Elizabeth Degoeas: My parents had already had "Do Not Resuscitate" forms in their living will, and we had talked about it with the family. I think my mom being a nurse, she had seen things that we were not really aware of.
Christina Kreachbaum: With them being so open about having DNRs, and being so open about their life decisions, it prompts everyone to take a closer look at what you're doing in your own life.
Zavala: That's another thing doctors do differently. A 2008 Johns Hopkins study found that 65 percent of physicians spell out their end-of-life care instructions in writing, compared to only 20 percent of the general public.
Eisenberg: I think it's probably a good idea to have a discussion with your family about the taboo subject of death. I've talked to my wife about death, recently even, and tears came to her eyes, and she said, "Don't talk to me about death."
Zavala: What would you have told your wife if she were willing to hear it?
Eisenberg: I would probably tell my wife that the decision for me to live in a situation where I could not speak for myself or give any kind of communication about what my wishes would be at that moment should be based on the probability that I can come back to being me again.
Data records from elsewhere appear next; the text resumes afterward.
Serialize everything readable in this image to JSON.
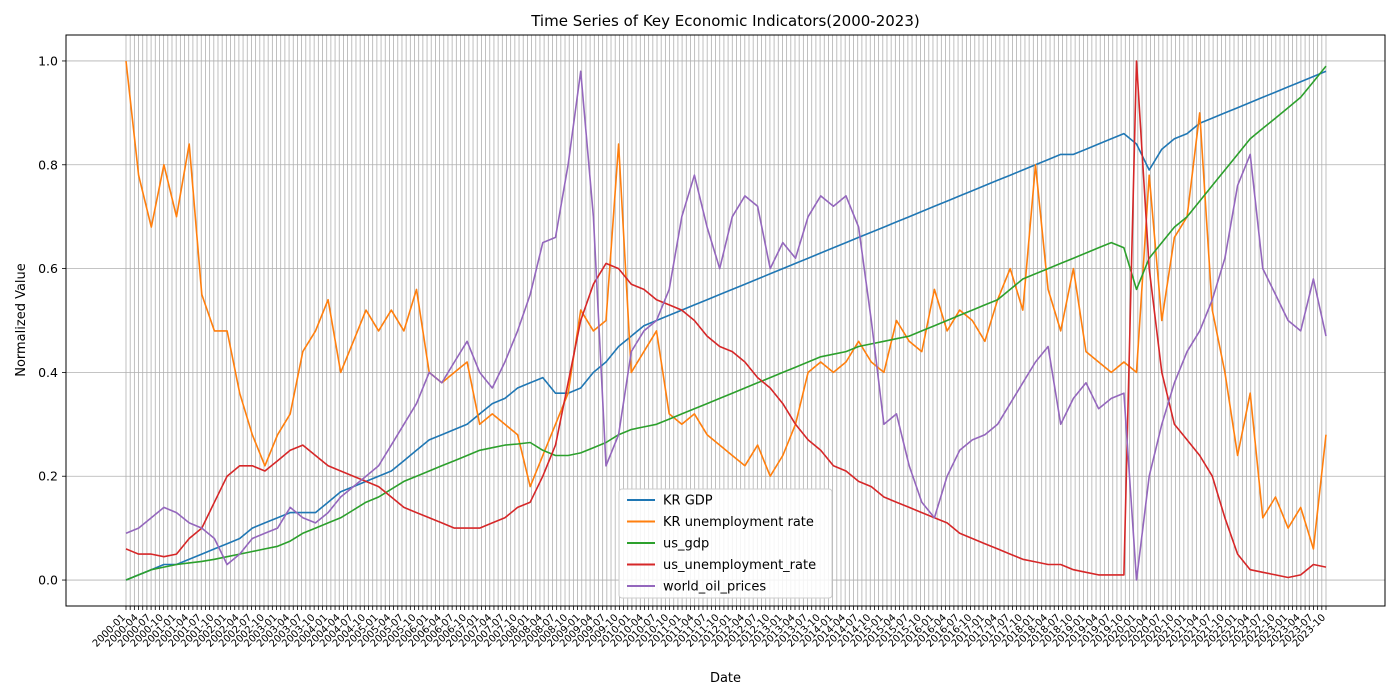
{
  "chart_data": {
    "type": "line",
    "title": "Time Series of Key Economic Indicators(2000-2023)",
    "xlabel": "Date",
    "ylabel": "Normalized Value",
    "ylim": [
      -0.05,
      1.05
    ],
    "yticks": [
      "0.0",
      "0.2",
      "0.4",
      "0.6",
      "0.8",
      "1.0"
    ],
    "grid": true,
    "legend_position": "lower-center",
    "x_ticks_note": "unreadable overlapping monthly date labels",
    "x": [
      "2000-01",
      "2000-04",
      "2000-07",
      "2000-10",
      "2001-01",
      "2001-04",
      "2001-07",
      "2001-10",
      "2002-01",
      "2002-04",
      "2002-07",
      "2002-10",
      "2003-01",
      "2003-04",
      "2003-07",
      "2003-10",
      "2004-01",
      "2004-04",
      "2004-07",
      "2004-10",
      "2005-01",
      "2005-04",
      "2005-07",
      "2005-10",
      "2006-01",
      "2006-04",
      "2006-07",
      "2006-10",
      "2007-01",
      "2007-04",
      "2007-07",
      "2007-10",
      "2008-01",
      "2008-04",
      "2008-07",
      "2008-10",
      "2009-01",
      "2009-04",
      "2009-07",
      "2009-10",
      "2010-01",
      "2010-04",
      "2010-07",
      "2010-10",
      "2011-01",
      "2011-04",
      "2011-07",
      "2011-10",
      "2012-01",
      "2012-04",
      "2012-07",
      "2012-10",
      "2013-01",
      "2013-04",
      "2013-07",
      "2013-10",
      "2014-01",
      "2014-04",
      "2014-07",
      "2014-10",
      "2015-01",
      "2015-04",
      "2015-07",
      "2015-10",
      "2016-01",
      "2016-04",
      "2016-07",
      "2016-10",
      "2017-01",
      "2017-04",
      "2017-07",
      "2017-10",
      "2018-01",
      "2018-04",
      "2018-07",
      "2018-10",
      "2019-01",
      "2019-04",
      "2019-07",
      "2019-10",
      "2020-01",
      "2020-04",
      "2020-07",
      "2020-10",
      "2021-01",
      "2021-04",
      "2021-07",
      "2021-10",
      "2022-01",
      "2022-04",
      "2022-07",
      "2022-10",
      "2023-01",
      "2023-04",
      "2023-07",
      "2023-10"
    ],
    "series": [
      {
        "name": "KR GDP",
        "color": "#1f77b4",
        "values": [
          0.0,
          0.01,
          0.02,
          0.03,
          0.03,
          0.04,
          0.05,
          0.06,
          0.07,
          0.08,
          0.1,
          0.11,
          0.12,
          0.13,
          0.13,
          0.13,
          0.15,
          0.17,
          0.18,
          0.19,
          0.2,
          0.21,
          0.23,
          0.25,
          0.27,
          0.28,
          0.29,
          0.3,
          0.32,
          0.34,
          0.35,
          0.37,
          0.38,
          0.39,
          0.36,
          0.36,
          0.37,
          0.4,
          0.42,
          0.45,
          0.47,
          0.49,
          0.5,
          0.51,
          0.52,
          0.53,
          0.54,
          0.55,
          0.56,
          0.57,
          0.58,
          0.59,
          0.6,
          0.61,
          0.62,
          0.63,
          0.64,
          0.65,
          0.66,
          0.67,
          0.68,
          0.69,
          0.7,
          0.71,
          0.72,
          0.73,
          0.74,
          0.75,
          0.76,
          0.77,
          0.78,
          0.79,
          0.8,
          0.81,
          0.82,
          0.82,
          0.83,
          0.84,
          0.85,
          0.86,
          0.84,
          0.79,
          0.83,
          0.85,
          0.86,
          0.88,
          0.89,
          0.9,
          0.91,
          0.92,
          0.93,
          0.94,
          0.95,
          0.96,
          0.97,
          0.98
        ]
      },
      {
        "name": "KR unemployment rate",
        "color": "#ff7f0e",
        "values": [
          1.0,
          0.78,
          0.68,
          0.8,
          0.7,
          0.84,
          0.55,
          0.48,
          0.48,
          0.36,
          0.28,
          0.22,
          0.28,
          0.32,
          0.44,
          0.48,
          0.54,
          0.4,
          0.46,
          0.52,
          0.48,
          0.52,
          0.48,
          0.56,
          0.4,
          0.38,
          0.4,
          0.42,
          0.3,
          0.32,
          0.3,
          0.28,
          0.18,
          0.24,
          0.3,
          0.36,
          0.52,
          0.48,
          0.5,
          0.84,
          0.4,
          0.44,
          0.48,
          0.32,
          0.3,
          0.32,
          0.28,
          0.26,
          0.24,
          0.22,
          0.26,
          0.2,
          0.24,
          0.3,
          0.4,
          0.42,
          0.4,
          0.42,
          0.46,
          0.42,
          0.4,
          0.5,
          0.46,
          0.44,
          0.56,
          0.48,
          0.52,
          0.5,
          0.46,
          0.54,
          0.6,
          0.52,
          0.8,
          0.56,
          0.48,
          0.6,
          0.44,
          0.42,
          0.4,
          0.42,
          0.4,
          0.78,
          0.5,
          0.66,
          0.7,
          0.9,
          0.52,
          0.4,
          0.24,
          0.36,
          0.12,
          0.16,
          0.1,
          0.14,
          0.06,
          0.28
        ]
      },
      {
        "name": "us_gdp",
        "color": "#2ca02c",
        "values": [
          0.0,
          0.01,
          0.02,
          0.025,
          0.03,
          0.033,
          0.036,
          0.04,
          0.045,
          0.05,
          0.055,
          0.06,
          0.065,
          0.075,
          0.09,
          0.1,
          0.11,
          0.12,
          0.135,
          0.15,
          0.16,
          0.175,
          0.19,
          0.2,
          0.21,
          0.22,
          0.23,
          0.24,
          0.25,
          0.255,
          0.26,
          0.262,
          0.265,
          0.25,
          0.24,
          0.24,
          0.245,
          0.255,
          0.265,
          0.28,
          0.29,
          0.295,
          0.3,
          0.31,
          0.32,
          0.33,
          0.34,
          0.35,
          0.36,
          0.37,
          0.38,
          0.39,
          0.4,
          0.41,
          0.42,
          0.43,
          0.435,
          0.44,
          0.45,
          0.455,
          0.46,
          0.465,
          0.47,
          0.48,
          0.49,
          0.5,
          0.51,
          0.52,
          0.53,
          0.54,
          0.56,
          0.58,
          0.59,
          0.6,
          0.61,
          0.62,
          0.63,
          0.64,
          0.65,
          0.64,
          0.56,
          0.62,
          0.65,
          0.68,
          0.7,
          0.73,
          0.76,
          0.79,
          0.82,
          0.85,
          0.87,
          0.89,
          0.91,
          0.93,
          0.96,
          0.99
        ]
      },
      {
        "name": "us_unemployment_rate",
        "color": "#d62728",
        "values": [
          0.06,
          0.05,
          0.05,
          0.045,
          0.05,
          0.08,
          0.1,
          0.15,
          0.2,
          0.22,
          0.22,
          0.21,
          0.23,
          0.25,
          0.26,
          0.24,
          0.22,
          0.21,
          0.2,
          0.19,
          0.18,
          0.16,
          0.14,
          0.13,
          0.12,
          0.11,
          0.1,
          0.1,
          0.1,
          0.11,
          0.12,
          0.14,
          0.15,
          0.2,
          0.26,
          0.38,
          0.5,
          0.57,
          0.61,
          0.6,
          0.57,
          0.56,
          0.54,
          0.53,
          0.52,
          0.5,
          0.47,
          0.45,
          0.44,
          0.42,
          0.39,
          0.37,
          0.34,
          0.3,
          0.27,
          0.25,
          0.22,
          0.21,
          0.19,
          0.18,
          0.16,
          0.15,
          0.14,
          0.13,
          0.12,
          0.11,
          0.09,
          0.08,
          0.07,
          0.06,
          0.05,
          0.04,
          0.035,
          0.03,
          0.03,
          0.02,
          0.015,
          0.01,
          0.01,
          0.01,
          1.0,
          0.6,
          0.4,
          0.3,
          0.27,
          0.24,
          0.2,
          0.12,
          0.05,
          0.02,
          0.015,
          0.01,
          0.005,
          0.01,
          0.03,
          0.025
        ]
      },
      {
        "name": "world_oil_prices",
        "color": "#9467bd",
        "values": [
          0.09,
          0.1,
          0.12,
          0.14,
          0.13,
          0.11,
          0.1,
          0.08,
          0.03,
          0.05,
          0.08,
          0.09,
          0.1,
          0.14,
          0.12,
          0.11,
          0.13,
          0.16,
          0.18,
          0.2,
          0.22,
          0.26,
          0.3,
          0.34,
          0.4,
          0.38,
          0.42,
          0.46,
          0.4,
          0.37,
          0.42,
          0.48,
          0.55,
          0.65,
          0.66,
          0.8,
          0.98,
          0.7,
          0.22,
          0.28,
          0.44,
          0.48,
          0.5,
          0.56,
          0.7,
          0.78,
          0.68,
          0.6,
          0.7,
          0.74,
          0.72,
          0.6,
          0.65,
          0.62,
          0.7,
          0.74,
          0.72,
          0.74,
          0.68,
          0.5,
          0.3,
          0.32,
          0.22,
          0.15,
          0.12,
          0.2,
          0.25,
          0.27,
          0.28,
          0.3,
          0.34,
          0.38,
          0.42,
          0.45,
          0.3,
          0.35,
          0.38,
          0.33,
          0.35,
          0.36,
          0.0,
          0.2,
          0.3,
          0.38,
          0.44,
          0.48,
          0.54,
          0.62,
          0.76,
          0.82,
          0.6,
          0.55,
          0.5,
          0.48,
          0.58,
          0.47
        ]
      }
    ]
  }
}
Zavala: Dr. Murray also faults physicians for not being honest with their patients.
Murray: This is one area in which I feel doctors are terrible in communicating risk and benefit.
Zavala: How do you want to die?
Murray: Well, there's no question that I go with the majority of my brothers and sisters: dignity, being surrounded by loved ones, lack of pain. Those are absolutely the way that I would want to go.
Cora Kreachbaum: I'm resigned to the fact that my life is coming to an end. I'm resigned to the fact that my body is giving out. I think you come to that individually, that decision.
Zavala: Cora died in June, at home surrounded by her family.
Terry Kreachbaum: I would never have called 911. I had to let her pass. I would not want her to live an hour longer with the pain that she was in. I miss her. But I wouldn't have her back with that pain. Period. I just wouldn't.